In 2009, Air Canada secured a 21-month moratorium on past service contributions on pension funding, but the carrier estimated last year that it will be on the hook in 2012 for $359-million in past and current service contributions, followed by further funding obligations of $412-million in 2013 and $550-million in 2014.
The Montreal-based carrier’s pension solvency deficit stood at $2.1-billion on Jan. 1, 2011, and analysts expect the airline to report a sharply higher deficit for Jan. 1, 2012. “Economic events of the last few years, including the recession of 2008 and a fiscal policy that has consistently favoured low interest rates, have in fact led to a significant growth in the pension deficit,” Mr. Picher said.
The 8,600-member IAMAW represents mechanics, baggage handlers, cargo agents, aircraft cleaners and electricians. Under the new contract that runs until March 31, 2016, existing employees will stay on defined benefit plans, but new hires will be placed on a less costly pension program.
PI Financial Corp. analyst Chris Murray said the wage increases in the deal are in line with his expectations, ranging from 2 to 3 per cent annually. The previous contract expired on March 31, 2011.

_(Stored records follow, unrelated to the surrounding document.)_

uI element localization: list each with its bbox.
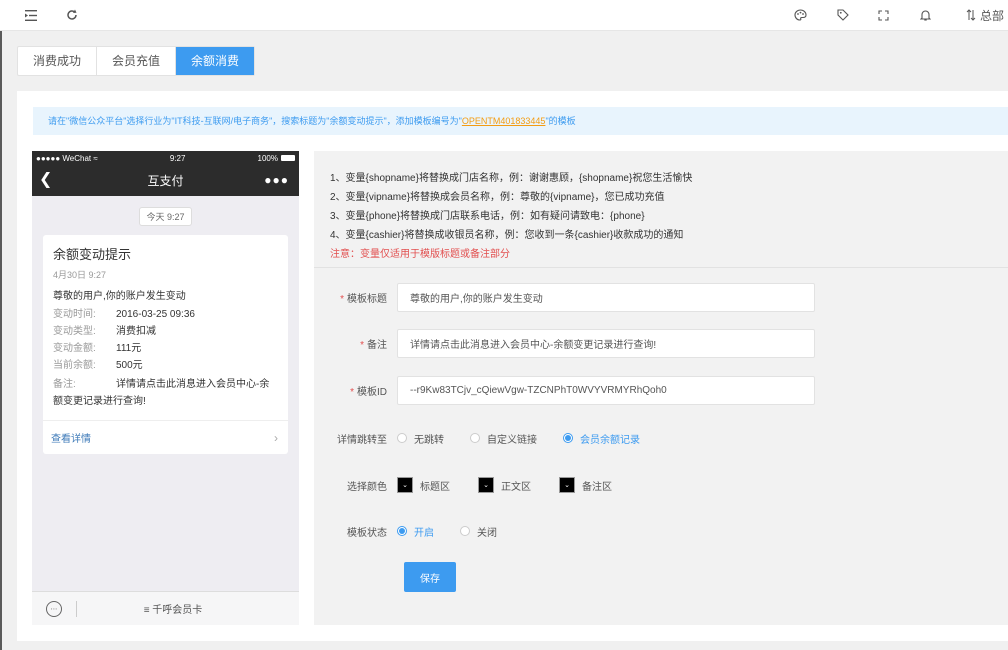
- tab-consume-success[interactable]: 消费成功: [18, 47, 98, 75]
- view-details-label: 查看详情: [51, 434, 91, 445]
- radio-circle-icon: [470, 433, 480, 443]
- title-label: * 模板标题: [340, 294, 387, 305]
- color-row: 选择颜色 ⌄ 标题区 ⌄ 正文区 ⌄ 备注区: [314, 476, 640, 494]
- battery-status: 100%: [258, 154, 295, 163]
- title-row: * 模板标题: [314, 283, 815, 312]
- message-card: 余额变动提示 4月30日 9:27 尊敬的用户,你的账户发生变动 变动时间: 20…: [43, 235, 288, 454]
- phone-preview: ●●●●● WeChat ≈ 9:27 100% ❮ 互支付 ●●● 今天 9:…: [32, 151, 299, 625]
- remark-row: * 备注: [314, 329, 815, 358]
- jump-row: 详情跳转至 无跳转 自定义链接 会员余额记录: [314, 430, 666, 446]
- remark-color-picker[interactable]: ⌄ 备注区: [559, 477, 612, 493]
- phone-nav-bar: ❮ 互支付 ●●●: [32, 165, 299, 196]
- status-row: 模板状态 开启 关闭: [314, 523, 523, 539]
- back-chevron-icon[interactable]: ❮: [39, 172, 52, 188]
- jump-none-radio[interactable]: 无跳转: [397, 431, 444, 446]
- tab-member-recharge[interactable]: 会员充值: [97, 47, 177, 75]
- phone-bottom-bar: ⋯ ≡ 千呼会员卡: [32, 591, 299, 625]
- phone-nav-title: 互支付: [147, 174, 184, 188]
- template-remark-input[interactable]: [397, 329, 815, 358]
- jump-label: 详情跳转至: [337, 434, 387, 446]
- jump-balance-record-radio[interactable]: 会员余额记录: [563, 431, 640, 446]
- tab-bar: 消费成功 会员充值 余额消费: [17, 46, 256, 76]
- remark-label: * 备注: [360, 340, 387, 351]
- phone-status-bar: ●●●●● WeChat ≈ 9:27 100%: [32, 151, 299, 165]
- notice-suffix: "的模板: [545, 116, 576, 126]
- message-row: 当前余额: 500元: [53, 360, 143, 371]
- template-title-input[interactable]: [397, 283, 815, 312]
- left-edge: [0, 31, 2, 650]
- phone-menu-item[interactable]: ≡ 千呼会员卡: [77, 601, 299, 616]
- refresh-icon[interactable]: [63, 0, 81, 30]
- bell-icon[interactable]: [915, 0, 935, 30]
- radio-circle-icon: [397, 433, 407, 443]
- user-switch-icon: [966, 9, 976, 21]
- status-label: 模板状态: [347, 527, 387, 539]
- message-date: 4月30日 9:27: [53, 270, 107, 280]
- view-details-link[interactable]: 查看详情 ›: [43, 420, 288, 454]
- title-color-picker[interactable]: ⌄ 标题区: [397, 477, 450, 493]
- variable-help: 1、变量{shopname}将替换成门店名称，例：谢谢惠顾，{shopname}…: [314, 151, 1008, 264]
- template-id-input[interactable]: [397, 376, 815, 405]
- color-label: 选择颜色: [347, 481, 387, 493]
- palette-icon[interactable]: [790, 0, 810, 30]
- variable-hint: 4、变量{cashier}将替换成收银员名称，例：您收到一条{cashier}收…: [330, 230, 684, 241]
- message-greeting: 尊敬的用户,你的账户发生变动: [53, 291, 186, 302]
- user-menu[interactable]: 总部: [966, 0, 1004, 30]
- main-panel: 请在"微信公众平台"选择行业为"IT科技-互联网/电子商务"，搜索标题为"余额变…: [17, 91, 1008, 641]
- template-code-link[interactable]: OPENTM401833445: [462, 116, 546, 126]
- notice-prefix: 请在"微信公众平台"选择行业为"IT科技-互联网/电子商务"，搜索标题为"余额变…: [48, 116, 462, 126]
- template-notice: 请在"微信公众平台"选择行业为"IT科技-互联网/电子商务"，搜索标题为"余额变…: [33, 107, 1008, 135]
- message-title: 余额变动提示: [53, 247, 132, 262]
- template-form: 1、变量{shopname}将替换成门店名称，例：谢谢惠顾，{shopname}…: [314, 151, 1008, 625]
- jump-custom-link-radio[interactable]: 自定义链接: [470, 431, 537, 446]
- variable-hint: 2、变量{vipname}将替换成会员名称，例：尊敬的{vipname}，您已成…: [330, 192, 665, 203]
- carrier-label: ●●●●● WeChat ≈: [36, 153, 98, 163]
- chevron-down-icon: ⌄: [478, 477, 494, 493]
- chat-timestamp: 今天 9:27: [32, 207, 299, 226]
- template-id-row: * 模板ID: [314, 376, 815, 405]
- save-button[interactable]: 保存: [404, 562, 456, 592]
- status-time: 9:27: [169, 153, 186, 163]
- body-color-picker[interactable]: ⌄ 正文区: [478, 477, 531, 493]
- user-label: 总部: [979, 8, 1004, 23]
- divider: [314, 267, 1008, 268]
- status-on-radio[interactable]: 开启: [397, 524, 434, 539]
- radio-circle-icon: [460, 526, 470, 536]
- battery-icon: [281, 155, 295, 162]
- template-id-label: * 模板ID: [350, 387, 387, 398]
- radio-checked-icon: [563, 433, 573, 443]
- message-row: 变动金额: 111元: [53, 343, 142, 354]
- radio-checked-icon: [397, 526, 407, 536]
- status-off-radio[interactable]: 关闭: [460, 524, 497, 539]
- message-row: 变动时间: 2016-03-25 09:36: [53, 309, 195, 320]
- variable-hint: 3、变量{phone}将替换成门店联系电话，例：如有疑问请致电：{phone}: [330, 211, 645, 222]
- chevron-right-icon: ›: [274, 430, 278, 445]
- menu-fold-icon[interactable]: [22, 0, 40, 30]
- top-bar: 总部: [0, 0, 1008, 31]
- chevron-down-icon: ⌄: [397, 477, 413, 493]
- variable-hint: 1、变量{shopname}将替换成门店名称，例：谢谢惠顾，{shopname}…: [330, 173, 693, 184]
- wifi-icon: ≈: [93, 153, 98, 163]
- more-dots-icon[interactable]: ●●●: [264, 173, 289, 187]
- tab-balance-consume[interactable]: 余额消费: [176, 47, 255, 75]
- keyboard-icon[interactable]: ⋯: [46, 600, 62, 617]
- message-remark: 备注: 详情请点击此消息进入会员中心-余额变更记录进行查询!: [53, 379, 270, 407]
- tag-icon[interactable]: [833, 0, 853, 30]
- fullscreen-icon[interactable]: [874, 0, 892, 30]
- message-row: 变动类型: 消费扣减: [53, 326, 156, 337]
- variable-note: 注意：变量仅适用于模版标题或备注部分: [330, 249, 510, 260]
- chevron-down-icon: ⌄: [559, 477, 575, 493]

Mr. Murray said newly hired workers going into an IAMAW-sponsored multiemployer pension will enter plans that are defined benefit in name, but similar to defined-contribution programs.
Arbitrator Douglas Stanley is expected to issue his decision by the end of July to resolve a contract impasse with the Air Canada Pilots Association. Pilots say they are opposed to management making plans for a low-cost carrier that would violate contract rules by having others do the flying without the union’s consent.